Open lexihaberl opened 1 month ago
What is the current strategy?
Sry, was interrupted by an unforeseen, sudden lunch break >.<
Scene change is definitely full of pitfalls, if you even slightly touch the object (which is the most likely failure in my opinion, we don't usually fail by 30cm) it can fall apart. So I would be leaning toward the re-detection.
Alternatively, the in-hand camera could provide extra info / the robot could look at its gripper instead of the grasping area. In both cases, by moving slightly the gripper we would expect scene changes (either around the gripper and nowhere else when using the head camera, or far from the gripper from the in-hand camera that moves with the gripper). That could be a nice approach with minimal assumptions
I’ve been testing the performance of scene change detection, but I've run into a few hiccups along the way. The issue arises because the HSR checks whether the grasp was successful before returning to the "table" waypoint, meaning I need to compare the point clouds after grasping. Unfortunately, ICP wasn’t able to reliably transform these matrices. Instead, I tried using the known transformation from the camera to the map frame for both before and after grasping. This approach resulted in the correct orientation but an incorrect translation:
Has anyone else faced this issue? I suspect the problem might be related to the order of translation and rotation differing between ROS tf (as mentioned here) and how Open3D handles transformations (detailed here). If anyone has encountered this problem, I’d appreciate your insights. If I can’t resolve it, I’ll consider implementing JB's idea for re-detection. (I was also thinking of using the table plane along with the marker as a reference point to transform the point cloud in this manner.)

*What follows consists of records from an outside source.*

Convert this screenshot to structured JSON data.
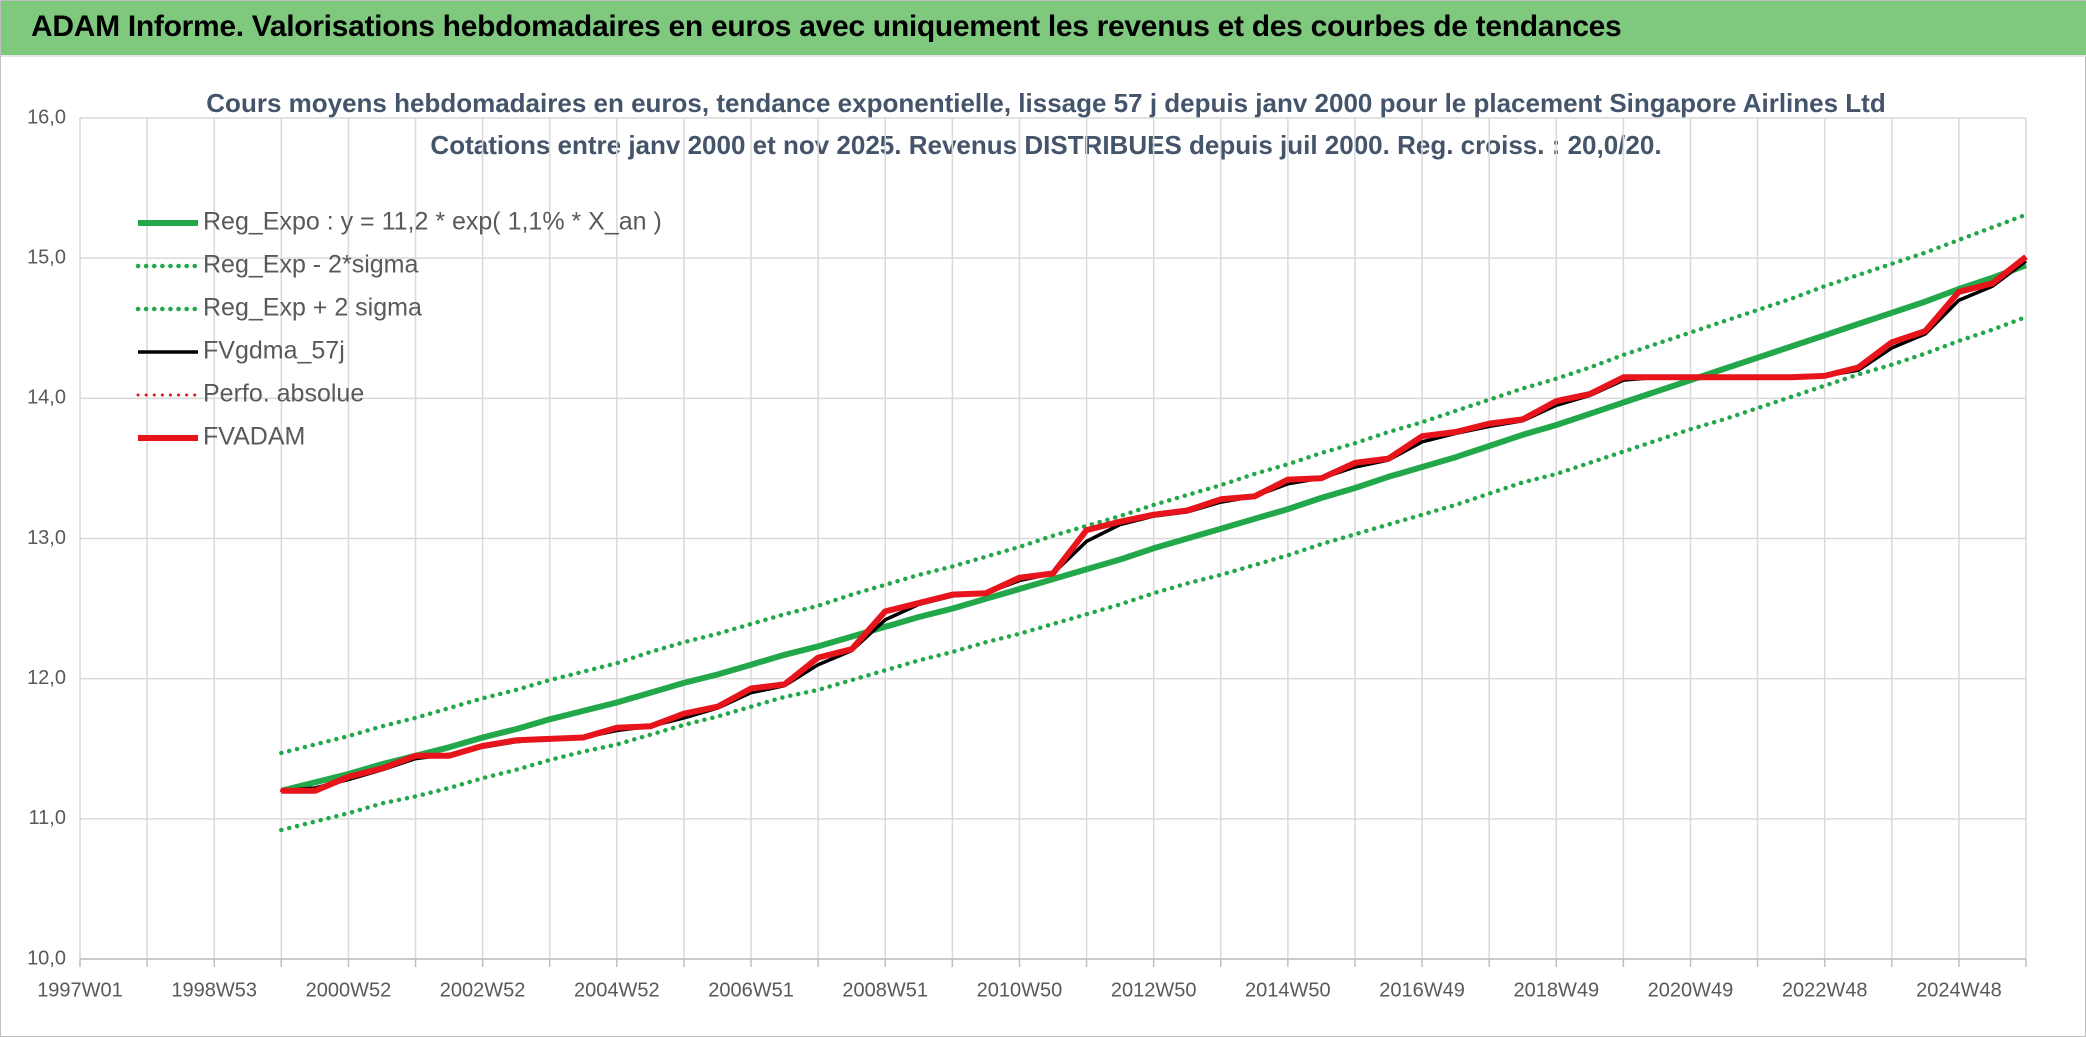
{
  "header": {
    "title": "ADAM Informe. Valorisations hebdomadaires en euros avec uniquement les revenus et des courbes de tendances"
  },
  "chart_data": {
    "type": "line",
    "title": "Cours moyens hebdomadaires en euros, tendance exponentielle, lissage 57 j depuis janv 2000 pour le placement Singapore Airlines Ltd",
    "subtitle": "Cotations entre janv 2000 et nov 2025. Revenus DISTRIBUES depuis juil 2000. Reg. croiss. : 20,0/20.",
    "categories": [
      "1997W01",
      null,
      null,
      null,
      "1998W53",
      null,
      null,
      null,
      "2000W52",
      null,
      null,
      null,
      "2002W52",
      null,
      null,
      null,
      "2004W52",
      null,
      null,
      null,
      "2006W51",
      null,
      null,
      null,
      "2008W51",
      null,
      null,
      null,
      "2010W50",
      null,
      null,
      null,
      "2012W50",
      null,
      null,
      null,
      "2014W50",
      null,
      null,
      null,
      "2016W49",
      null,
      null,
      null,
      "2018W49",
      null,
      null,
      null,
      "2020W49",
      null,
      null,
      null,
      "2022W48",
      null,
      null,
      null,
      "2024W48",
      null,
      null
    ],
    "ylim": [
      10,
      16
    ],
    "yticks": [
      {
        "value": 10,
        "label": "10,0"
      },
      {
        "value": 11,
        "label": "11,0"
      },
      {
        "value": 12,
        "label": "12,0"
      },
      {
        "value": 13,
        "label": "13,0"
      },
      {
        "value": 14,
        "label": "14,0"
      },
      {
        "value": 15,
        "label": "15,0"
      },
      {
        "value": 16,
        "label": "16,0"
      }
    ],
    "grid": true,
    "legend": "top-left",
    "series": [
      {
        "name": "Reg_Expo : y = 11,2 * exp( 1,1% *  X_an )",
        "color": "#22a84a",
        "line_style": "solid",
        "values": [
          null,
          null,
          null,
          null,
          null,
          null,
          11.2,
          11.26,
          11.32,
          11.39,
          11.45,
          11.51,
          11.58,
          11.64,
          11.71,
          11.77,
          11.83,
          11.9,
          11.97,
          12.03,
          12.1,
          12.17,
          12.23,
          12.3,
          12.37,
          12.44,
          12.5,
          12.57,
          12.64,
          12.71,
          12.78,
          12.85,
          12.93,
          13.0,
          13.07,
          13.14,
          13.21,
          13.29,
          13.36,
          13.44,
          13.51,
          13.58,
          13.66,
          13.74,
          13.81,
          13.89,
          13.97,
          14.05,
          14.13,
          14.21,
          14.29,
          14.37,
          14.45,
          14.53,
          14.61,
          14.69,
          14.78,
          14.86,
          14.95
        ]
      },
      {
        "name": "Reg_Exp - 2*sigma",
        "color": "#22a84a",
        "line_style": "dotted",
        "values": [
          null,
          null,
          null,
          null,
          null,
          null,
          10.92,
          10.98,
          11.04,
          11.11,
          11.16,
          11.22,
          11.29,
          11.35,
          11.42,
          11.48,
          11.53,
          11.6,
          11.67,
          11.73,
          11.8,
          11.87,
          11.92,
          11.99,
          12.06,
          12.13,
          12.19,
          12.26,
          12.32,
          12.39,
          12.46,
          12.53,
          12.61,
          12.68,
          12.74,
          12.81,
          12.88,
          12.96,
          13.03,
          13.1,
          13.17,
          13.24,
          13.32,
          13.4,
          13.46,
          13.54,
          13.62,
          13.7,
          13.78,
          13.85,
          13.93,
          14.01,
          14.09,
          14.17,
          14.24,
          14.32,
          14.41,
          14.49,
          14.58
        ]
      },
      {
        "name": "Reg_Exp + 2 sigma",
        "color": "#22a84a",
        "line_style": "dotted",
        "values": [
          null,
          null,
          null,
          null,
          null,
          null,
          11.47,
          11.53,
          11.59,
          11.66,
          11.72,
          11.79,
          11.86,
          11.92,
          11.99,
          12.05,
          12.11,
          12.19,
          12.26,
          12.32,
          12.39,
          12.46,
          12.52,
          12.6,
          12.67,
          12.74,
          12.8,
          12.87,
          12.94,
          13.02,
          13.09,
          13.16,
          13.24,
          13.31,
          13.38,
          13.46,
          13.53,
          13.61,
          13.68,
          13.76,
          13.83,
          13.91,
          13.99,
          14.07,
          14.14,
          14.22,
          14.31,
          14.39,
          14.47,
          14.55,
          14.63,
          14.71,
          14.8,
          14.88,
          14.96,
          15.04,
          15.13,
          15.22,
          15.31
        ]
      },
      {
        "name": "FVgdma_57j",
        "color": "#000000",
        "line_style": "solid",
        "values": [
          null,
          null,
          null,
          null,
          null,
          null,
          11.2,
          11.22,
          11.28,
          11.35,
          11.43,
          11.46,
          11.51,
          11.55,
          11.57,
          11.58,
          11.63,
          11.66,
          11.72,
          11.79,
          11.9,
          11.95,
          12.1,
          12.2,
          12.42,
          12.53,
          12.59,
          12.61,
          12.7,
          12.75,
          12.98,
          13.1,
          13.16,
          13.19,
          13.26,
          13.3,
          13.39,
          13.43,
          13.51,
          13.56,
          13.69,
          13.75,
          13.8,
          13.84,
          13.95,
          14.02,
          14.13,
          14.15,
          14.15,
          14.15,
          14.15,
          14.15,
          14.16,
          14.2,
          14.36,
          14.46,
          14.7,
          14.8,
          14.98
        ]
      },
      {
        "name": "Perfo. absolue",
        "color": "#e8141b",
        "line_style": "dotted",
        "values": [
          null,
          null,
          null,
          null,
          null,
          null,
          11.2,
          11.2,
          11.3,
          11.36,
          11.45,
          11.45,
          11.52,
          11.56,
          11.57,
          11.58,
          11.65,
          11.66,
          11.75,
          11.8,
          11.93,
          11.96,
          12.15,
          12.21,
          12.48,
          12.54,
          12.6,
          12.61,
          12.72,
          12.75,
          13.06,
          13.12,
          13.17,
          13.2,
          13.28,
          13.3,
          13.42,
          13.43,
          13.54,
          13.57,
          13.73,
          13.76,
          13.82,
          13.85,
          13.98,
          14.03,
          14.15,
          14.15,
          14.15,
          14.15,
          14.15,
          14.15,
          14.16,
          14.22,
          14.4,
          14.48,
          14.76,
          14.82,
          15.01
        ]
      },
      {
        "name": "FVADAM",
        "color": "#e8141b",
        "line_style": "solid",
        "values": [
          null,
          null,
          null,
          null,
          null,
          null,
          11.2,
          11.2,
          11.3,
          11.36,
          11.45,
          11.45,
          11.52,
          11.56,
          11.57,
          11.58,
          11.65,
          11.66,
          11.75,
          11.8,
          11.93,
          11.96,
          12.15,
          12.21,
          12.48,
          12.54,
          12.6,
          12.61,
          12.72,
          12.75,
          13.06,
          13.12,
          13.17,
          13.2,
          13.28,
          13.3,
          13.42,
          13.43,
          13.54,
          13.57,
          13.73,
          13.76,
          13.82,
          13.85,
          13.98,
          14.03,
          14.15,
          14.15,
          14.15,
          14.15,
          14.15,
          14.15,
          14.16,
          14.22,
          14.4,
          14.48,
          14.76,
          14.82,
          15.01
        ]
      }
    ]
  }
}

I am confused how the robot translation could be so wrong, it's almost like it doesn't update its position at all during that grasping time :-/ It might be easier to only manipulate one of the two kind of transformation. Open3d has a function to convert from quaternion to rotation matrix, which can be combined with the translation in a 4x4 pose matrix, the input to the transform() function of open3d
I updated the grasping pipeline to compare objects on the table before and after each 'unsuccessful' grasp (gripper closed) by checking object names (Link). This works with known or unknown object detectors, but since we aim to use Grounded SAM2, and its object names are inconsistent, we’ll pause this work and wait for the Robot Vision student to address it. If a solution is needed sooner, I can resume development. My next idea would be to compare the bounding box of the grasped object before and after the grasp. This has problems, such as when an object is placed back in the same position between grasps. We may need to combine this approach with category-level object name comparison for better accuracy.

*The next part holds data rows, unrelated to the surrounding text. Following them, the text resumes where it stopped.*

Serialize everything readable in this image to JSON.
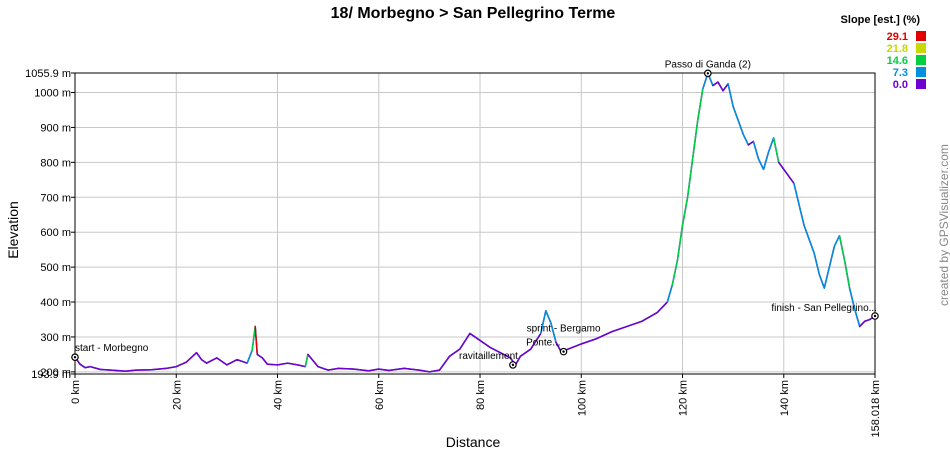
{
  "chart_data": {
    "type": "line",
    "title": "18/ Morbegno > San Pellegrino Terme",
    "xlabel": "Distance",
    "ylabel": "Elevation",
    "xlim": [
      0,
      158.018
    ],
    "ylim": [
      193.9,
      1055.9
    ],
    "x_ticks": [
      "0 km",
      "20 km",
      "40 km",
      "60 km",
      "80 km",
      "100 km",
      "120 km",
      "140 km",
      "158.018 km"
    ],
    "y_ticks": [
      "193.9 m",
      "200 m",
      "300 m",
      "400 m",
      "500 m",
      "600 m",
      "700 m",
      "800 m",
      "900 m",
      "1000 m",
      "1055.9 m"
    ],
    "grid": true,
    "legend": {
      "title": "Slope [est.] (%)",
      "placement": "top-right",
      "entries": [
        {
          "label": "29.1",
          "color": "#e00000"
        },
        {
          "label": "21.8",
          "color": "#c8d800"
        },
        {
          "label": "14.6",
          "color": "#00d040"
        },
        {
          "label": "7.3",
          "color": "#0090e0"
        },
        {
          "label": "0.0",
          "color": "#7000d0"
        }
      ]
    },
    "series": [
      {
        "x": [
          0,
          1,
          2,
          3,
          5,
          8,
          10,
          12,
          15,
          18,
          20,
          22,
          24,
          25,
          26,
          28,
          30,
          32,
          34,
          35,
          35.6,
          36,
          37,
          38,
          40,
          42,
          44,
          45.5,
          46,
          48,
          50,
          52,
          55,
          58,
          60,
          62,
          65,
          68,
          70,
          72,
          74,
          76,
          78,
          80,
          82,
          84,
          86,
          87,
          88,
          90,
          92,
          93,
          94,
          95,
          96,
          97,
          100,
          103,
          106,
          109,
          112,
          115,
          117,
          118,
          119,
          120,
          121,
          122,
          123,
          124,
          125,
          126,
          127,
          128,
          129,
          130,
          131,
          132,
          133,
          134,
          135,
          136,
          137,
          138,
          139,
          140,
          141,
          142,
          143,
          144,
          145,
          146,
          147,
          148,
          149,
          150,
          151,
          152,
          153,
          154,
          155,
          156,
          157,
          158.018
        ],
        "y": [
          242,
          222,
          212,
          215,
          207,
          204,
          202,
          205,
          206,
          210,
          215,
          228,
          255,
          235,
          225,
          240,
          220,
          235,
          225,
          262,
          330,
          250,
          240,
          222,
          220,
          225,
          220,
          215,
          250,
          215,
          205,
          210,
          208,
          203,
          208,
          204,
          210,
          205,
          200,
          205,
          245,
          265,
          310,
          290,
          270,
          255,
          240,
          220,
          245,
          265,
          310,
          375,
          340,
          285,
          258,
          263,
          280,
          295,
          315,
          330,
          345,
          370,
          400,
          450,
          520,
          620,
          700,
          810,
          920,
          1010,
          1055,
          1020,
          1030,
          1005,
          1025,
          960,
          920,
          880,
          850,
          860,
          810,
          780,
          830,
          870,
          800,
          780,
          760,
          740,
          680,
          620,
          580,
          540,
          480,
          440,
          500,
          560,
          590,
          520,
          440,
          380,
          330,
          345,
          350,
          360
        ]
      }
    ],
    "markers": [
      {
        "label": "start - Morbegno",
        "x": 0,
        "y": 242
      },
      {
        "label": "ravitaillement",
        "x": 86.5,
        "y": 220
      },
      {
        "label": "sprint - Bergamo Ponte...",
        "x": 96.5,
        "y": 258
      },
      {
        "label": "Passo di Ganda (2)",
        "x": 125,
        "y": 1055
      },
      {
        "label": "finish - San Pellegrino...",
        "x": 158.018,
        "y": 360
      }
    ]
  },
  "credit": "created by GPSVisualizer.com"
}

Problem: Currently, we determine the success of a grasp based on whether the gripper is fully closed. This works well for most objects, since the gripper doesn't fully close due to their thickness. However, this approach leads to false negatives with thin objects (e.g., sheets of paper), as the gripper may fully close even when the object has been successfully grasped.

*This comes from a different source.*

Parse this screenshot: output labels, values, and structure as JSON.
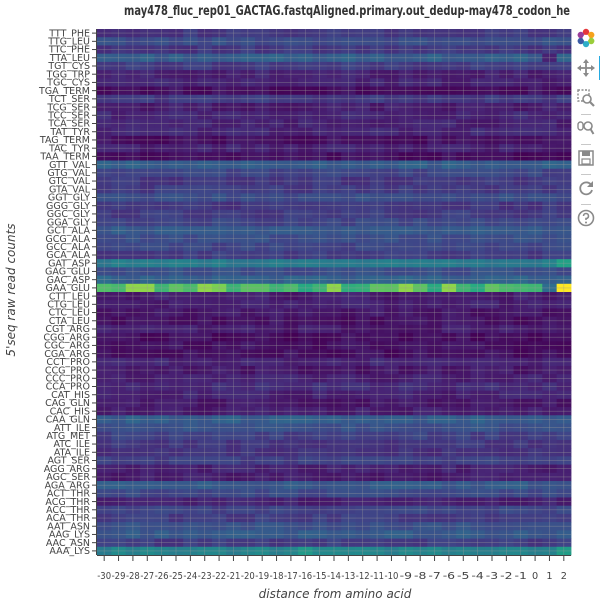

We need an additional check to verify if the object has been removed after the initial gripper-closure check 'failed'.
Potential solutions discussed in the meeting:
Object re-detection: Re-run the object detection process after grasping to check if the object is still visible. This approach may not work well with methods like Grounded SAM due to the instability of their detections.
Simple scene change detection (using point clouds): Detect changes in the scene to determine if the object has been grasped. However, this method may struggle to differentiate between an object being knocked over or being successfully grasped, as both cause significant scene changes. Additionally, this method might not be the best solution for our use case, since we only need this approach for flat objects, which don't have that many depth pixels in the first place.